GOLPISTAS QUEREM O FIM DO BRASIL: Quem quer o fim do Brasil?

17.02.2015
Do portal REDE BRASIL ATUAL, 31.01.15
Por  Mauro Santayana 

Combate à corrupção deve ser entendido como meio de sanar nossas grandes empresas, públicas e privadas, não de inviabilizá-las como instrumentos estratégicos 

Safra
É esse país – que em 11 anos aumentou sua economia em 400%, passou de devedor a credor do FMI e quarto maior credor individual externo dos Estados Unidos, que duplicou a safra agrícola, que reduziu a menos de 5% o desemprego – que malucos estão dizendo que irá “quebrar” em 2015
Já há alguns meses, e mais especialmente na época da campanha eleitoral, grassam na internet mensagens com o título genérico de “O Fim do Brasil”, defendendo a estapafúrdia tese de que a nação vai quebrar nos próximos meses, que o desemprego vai aumentar, que o país voltou, do ponto de vista macroeconômico, a 1994 etc. etc. – em discursos irracionais, superficiais, boçais e inexatos. Na análise econômica, mais do que a onda de terrorismo antinacional em curso, amplamente disseminada pela boataria rasteira de botequim, o que interessa são os números e os fatos.

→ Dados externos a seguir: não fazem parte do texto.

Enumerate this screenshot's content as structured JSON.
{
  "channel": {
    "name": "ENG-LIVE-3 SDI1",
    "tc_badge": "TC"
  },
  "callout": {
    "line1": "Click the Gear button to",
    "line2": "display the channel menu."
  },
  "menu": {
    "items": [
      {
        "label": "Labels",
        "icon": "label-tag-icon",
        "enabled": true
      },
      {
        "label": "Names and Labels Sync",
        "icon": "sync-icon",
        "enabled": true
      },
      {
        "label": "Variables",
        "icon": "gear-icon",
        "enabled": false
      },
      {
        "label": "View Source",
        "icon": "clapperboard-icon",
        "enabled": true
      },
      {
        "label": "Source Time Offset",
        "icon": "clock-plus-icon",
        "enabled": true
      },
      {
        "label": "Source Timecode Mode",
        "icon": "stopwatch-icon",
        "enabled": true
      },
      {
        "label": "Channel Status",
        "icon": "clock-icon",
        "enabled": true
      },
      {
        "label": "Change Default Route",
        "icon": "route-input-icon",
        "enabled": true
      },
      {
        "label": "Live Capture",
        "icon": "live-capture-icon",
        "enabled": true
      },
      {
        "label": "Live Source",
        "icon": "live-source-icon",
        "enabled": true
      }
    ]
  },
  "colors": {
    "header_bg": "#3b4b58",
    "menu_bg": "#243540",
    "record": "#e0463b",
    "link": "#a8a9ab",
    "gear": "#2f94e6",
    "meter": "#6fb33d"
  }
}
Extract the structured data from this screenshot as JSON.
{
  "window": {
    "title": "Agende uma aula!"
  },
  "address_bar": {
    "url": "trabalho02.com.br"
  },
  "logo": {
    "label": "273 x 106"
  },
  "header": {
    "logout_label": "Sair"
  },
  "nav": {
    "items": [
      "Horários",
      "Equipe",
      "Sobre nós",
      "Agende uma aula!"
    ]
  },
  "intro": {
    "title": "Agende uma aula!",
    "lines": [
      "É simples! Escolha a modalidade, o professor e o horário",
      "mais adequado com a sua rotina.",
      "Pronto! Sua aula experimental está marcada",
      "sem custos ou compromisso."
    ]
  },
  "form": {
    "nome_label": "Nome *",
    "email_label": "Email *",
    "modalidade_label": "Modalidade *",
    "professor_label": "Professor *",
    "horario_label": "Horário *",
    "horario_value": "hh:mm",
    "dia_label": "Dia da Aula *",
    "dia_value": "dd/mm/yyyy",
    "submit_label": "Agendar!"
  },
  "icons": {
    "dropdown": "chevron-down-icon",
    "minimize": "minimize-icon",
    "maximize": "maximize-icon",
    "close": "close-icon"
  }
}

Segundo dados do Banco Mundial, o PIB do Brasil passou, em 11 anos, de US$ 504 bilhões em 2002, para US$ 2,2 trilhões em 2013. Nosso Produto Interno Bruto cresceu, portanto, em dólares, mais de 400% em dez anos, performance ultrapassada por pouquíssimas nações do mundo. Para se ter ideia, o México, tão “cantado e decantado” pelos adeptos do terrorismo antinacional, não chegou a duplicar de PIB no período, passando de US$ 741 bilhões em 2002 para US$ 1,2 trilhão em 2013; os Estados Unidos o fizeram em menos de 80%, de pouco mais de US$ 10 trilhões para quase US$ 18 trilhões.
Em 11 anos, passamos de 0,5% do tamanho da economia norte-americana para quase 15%. Devíamos US$ 40 bilhões ao FMI, e hoje temos mais de US$ 370 bilhões em reservas internacionais. Nossa dívida líquida pública, que era de 60% há 12 anos, está em 33%. A externa fechou em 21% do PIB, em 2013, quando ela era de 41,8% em 2002. E não adianta falar que a dívida interna aumentou para pagar que devíamos lá fora, porque, como vimos, a dívida líquida caiu, com relação ao PIB, quase 50% nos últimos anos.

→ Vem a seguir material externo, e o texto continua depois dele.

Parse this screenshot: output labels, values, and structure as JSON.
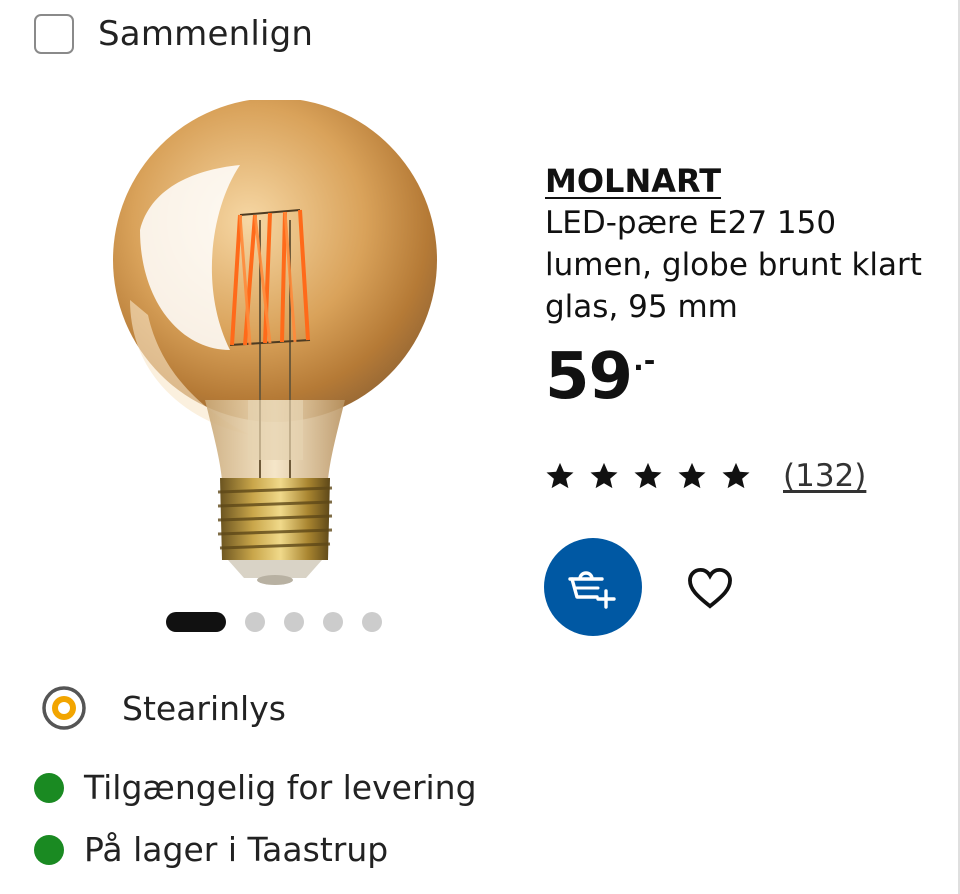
{
  "compare": {
    "label": "Sammenlign",
    "checked": false
  },
  "product": {
    "name": "MOLNART",
    "description": "LED-pære E27 150 lumen, globe brunt klart glas, 95 mm",
    "price": "59",
    "price_suffix": ".-",
    "image_icon": "led-globe-bulb"
  },
  "gallery": {
    "count": 5,
    "active_index": 0
  },
  "rating": {
    "stars": 5,
    "review_count": "(132)"
  },
  "actions": {
    "add_to_cart_icon": "basket-plus-icon",
    "favourite_icon": "heart-outline-icon"
  },
  "style": {
    "label": "Stearinlys"
  },
  "availability": [
    {
      "label": "Tilgængelig for levering",
      "status_color": "#1a8a22"
    },
    {
      "label": "På lager i Taastrup",
      "status_color": "#1a8a22"
    }
  ],
  "colors": {
    "accent_blue": "#0058a3",
    "status_green": "#1a8a22"
  }
}
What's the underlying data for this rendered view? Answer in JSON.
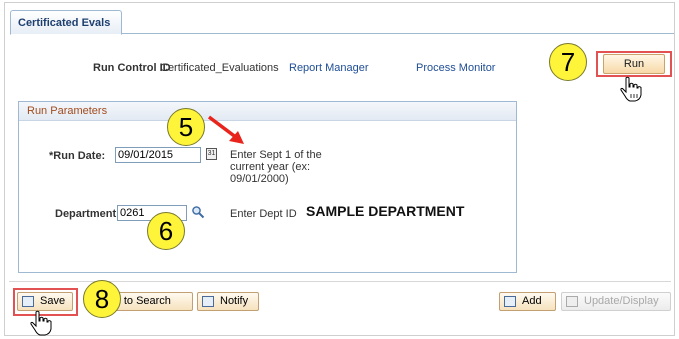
{
  "tab": {
    "label": "Certificated Evals"
  },
  "header": {
    "run_control_label": "Run Control ID",
    "run_control_value": "Certificated_Evaluations",
    "report_manager": "Report Manager",
    "process_monitor": "Process Monitor",
    "run_button": "Run"
  },
  "params": {
    "title": "Run Parameters",
    "run_date_label": "*Run Date:",
    "run_date_value": "09/01/2015",
    "run_date_hint": "Enter Sept 1 of the current year (ex: 09/01/2000)",
    "department_label": "Department:",
    "department_value": "0261",
    "department_hint": "Enter Dept ID",
    "department_name": "SAMPLE DEPARTMENT"
  },
  "toolbar": {
    "save": "Save",
    "return_to_search": "rn to Search",
    "notify": "Notify",
    "add": "Add",
    "update_display": "Update/Display"
  },
  "callouts": {
    "c5": "5",
    "c6": "6",
    "c7": "7",
    "c8": "8"
  },
  "colors": {
    "callout": "#fef43a",
    "highlight": "#e35252",
    "arrow": "#e8241c",
    "link": "#1f4e96"
  },
  "icons": [
    "calendar-icon",
    "lookup-icon",
    "hand-pointer-icon",
    "save-icon",
    "notify-icon",
    "add-icon",
    "update-icon"
  ]
}
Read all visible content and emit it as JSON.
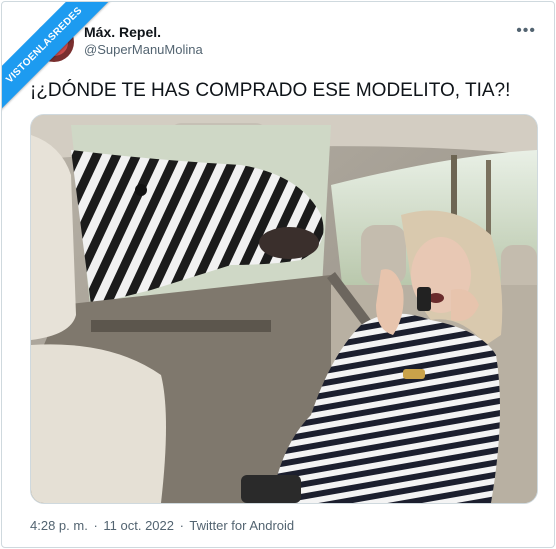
{
  "watermark": "VISTOENLASREDES",
  "author": {
    "display_name": "Máx. Repel.",
    "handle": "@SuperManuMolina"
  },
  "more_label": "•••",
  "tweet": {
    "text": "¡¿DÓNDE TE HAS COMPRADO ESE MODELITO, TIA?!"
  },
  "meta": {
    "time": "4:28 p. m.",
    "sep1": "·",
    "date": "11 oct. 2022",
    "sep2": "·",
    "client": "Twitter for Android"
  },
  "colors": {
    "accent": "#1d9bf0",
    "text": "#0f1419",
    "secondary": "#536471",
    "border": "#cfd9de"
  },
  "icons": [
    "more-icon",
    "avatar-image",
    "photo-zebra-car"
  ]
}
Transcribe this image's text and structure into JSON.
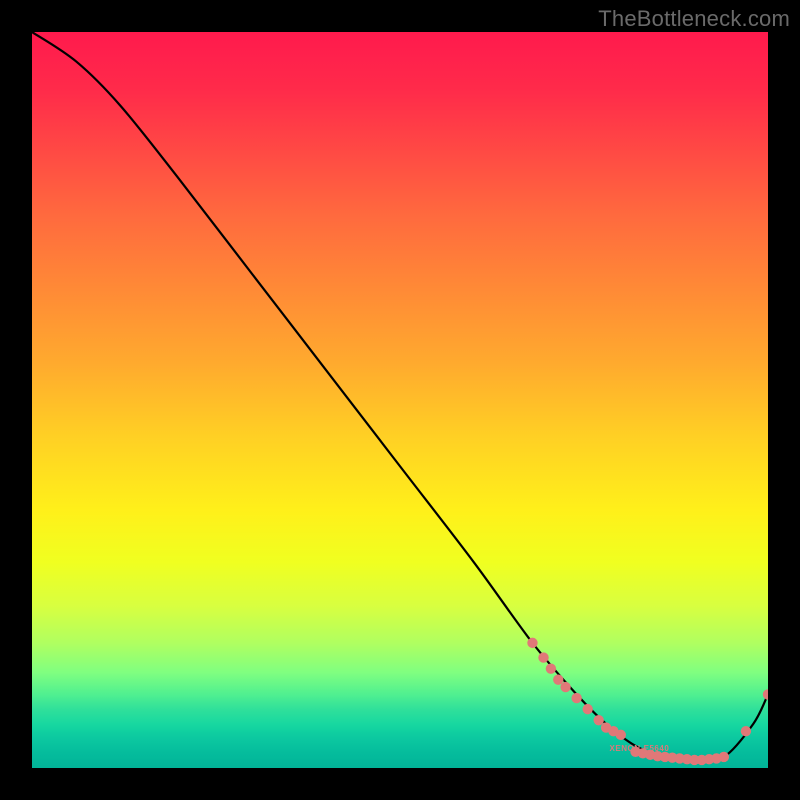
{
  "watermark": "TheBottleneck.com",
  "chart_data": {
    "type": "line",
    "title": "",
    "xlabel": "",
    "ylabel": "",
    "xlim": [
      0,
      100
    ],
    "ylim": [
      0,
      100
    ],
    "series": [
      {
        "name": "bottleneck-curve",
        "x": [
          0,
          6,
          12,
          20,
          30,
          40,
          50,
          60,
          68,
          74,
          78,
          82,
          86,
          90,
          94,
          98,
          100
        ],
        "y": [
          100,
          96,
          90,
          80,
          67,
          54,
          41,
          28,
          17,
          10,
          6,
          3,
          1.5,
          1,
          1.5,
          6,
          10
        ]
      }
    ],
    "scatter_points": {
      "name": "highlighted-points",
      "color": "#e07878",
      "points": [
        {
          "x": 68,
          "y": 17
        },
        {
          "x": 69.5,
          "y": 15
        },
        {
          "x": 70.5,
          "y": 13.5
        },
        {
          "x": 71.5,
          "y": 12
        },
        {
          "x": 72.5,
          "y": 11
        },
        {
          "x": 74,
          "y": 9.5
        },
        {
          "x": 75.5,
          "y": 8
        },
        {
          "x": 77,
          "y": 6.5
        },
        {
          "x": 78,
          "y": 5.5
        },
        {
          "x": 79,
          "y": 5
        },
        {
          "x": 80,
          "y": 4.5
        },
        {
          "x": 82,
          "y": 2.2
        },
        {
          "x": 83,
          "y": 2
        },
        {
          "x": 84,
          "y": 1.8
        },
        {
          "x": 85,
          "y": 1.6
        },
        {
          "x": 86,
          "y": 1.5
        },
        {
          "x": 87,
          "y": 1.4
        },
        {
          "x": 88,
          "y": 1.3
        },
        {
          "x": 89,
          "y": 1.2
        },
        {
          "x": 90,
          "y": 1.1
        },
        {
          "x": 91,
          "y": 1.1
        },
        {
          "x": 92,
          "y": 1.2
        },
        {
          "x": 93,
          "y": 1.3
        },
        {
          "x": 94,
          "y": 1.5
        },
        {
          "x": 97,
          "y": 5
        },
        {
          "x": 100,
          "y": 10
        }
      ]
    },
    "micro_label": {
      "text": "XENON-E5640",
      "x": 82,
      "y": 2.5
    }
  },
  "colors": {
    "curve": "#000000",
    "marker": "#e07878",
    "watermark": "#6a6a6a"
  }
}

Em valores nominais, as vendas nos supermercados cresceram quase 9% no ano passado, segundo a Abras, associação do setor, e as do varejo, em 4,7%. O comércio está vendendo pouco? O eletrônico – as pessoas preferem cada vez mais pesquisar o que irão comprar e receber suas mercadorias sem sair de casa – cresceu 22% no ano passado, para quase US$ 18 bilhões, ou mais de R$ 50 bilhões, e o país entrou na lista dos dez maiores mercados do mundo em vendas pela internet.
Segundo o Perfil de Endividamento das Famílias Brasileiras divulgado pela Confederação Nacional do Comércio de Bens, Serviços e Turismo (CNC), o ano de 2014 fechou com uma redução do percentual de famílias endividadas na comparação com o ano anterior, de 62,5%, para 61,9%, e a porcentagem de famílias com dívidas ou contas em atraso, caiu de 21,2%, em 2013, para 19,4%, em 2014 (menor patamar desde 2010). A proporção de famílias sem condições de pagar dívidas em atraso também diminuiu, de 6,9% para 6,3%.
É esse país – que aumentou o tamanho de sua economia em 400%, cortou suas dívidas pela metade, deixou de ser devedor para ser credor do Fundo Monetário Internacional e quarto maior credor individual externo dos Estados Unidos, que duplicou a safra agrícola e triplicou a produção de automóveis em 11 anos, que reduziu a menos de 6% o desemprego e que, segundo consultorias estrangeiras, aumentou seu número de milionários de 130 mil em 2007 para 230 mil no ano passado, principalmente nas novas fronteiras agrícolas do Norte e do Centro-Oeste – que malucos estão dizendo que irá “quebrar” em 2015.
E se o excesso de números é monótono, basta o leitor observar a movimentação nas praças de alimentação dos shoppings, nos bares, cinemas, postos de gasolina, restaurantes e supermercados; ou as praias, de norte a sul, lotadas nas férias. E este é o retrato de um país que vai quebrar nos próximos meses?
O Brasil não vai acabar em 2015.
Mas se nada for feito para desmitificar a campanha antinacional em curso, poderemos, sim, assistir ao “fim do Brasil” como o conhecemos. A queda das ações da Petrobras e de empresas como a Vale, devido à baixa do preço do petróleo e das commodities, e também de grandes empresas ligadas, direta e indiretamente, ao setor de gás e de petróleo, devido às investigações sobre corrupção na maior empresa brasileira, poderá diminuir ainda mais o valor de empresas estratégicas nacionais, levando, não à quebra dessas empresas, mas à sua compra, a preço de “bacia das almas”, por investidores e grandes grupos estrangeiros – incluídos alguns de controle estatal – que, há muito, estão esperando para aumentar sua presença no país e na área de influência de nossas grandes empresas, que se estende pela América do Sul e a América Latina.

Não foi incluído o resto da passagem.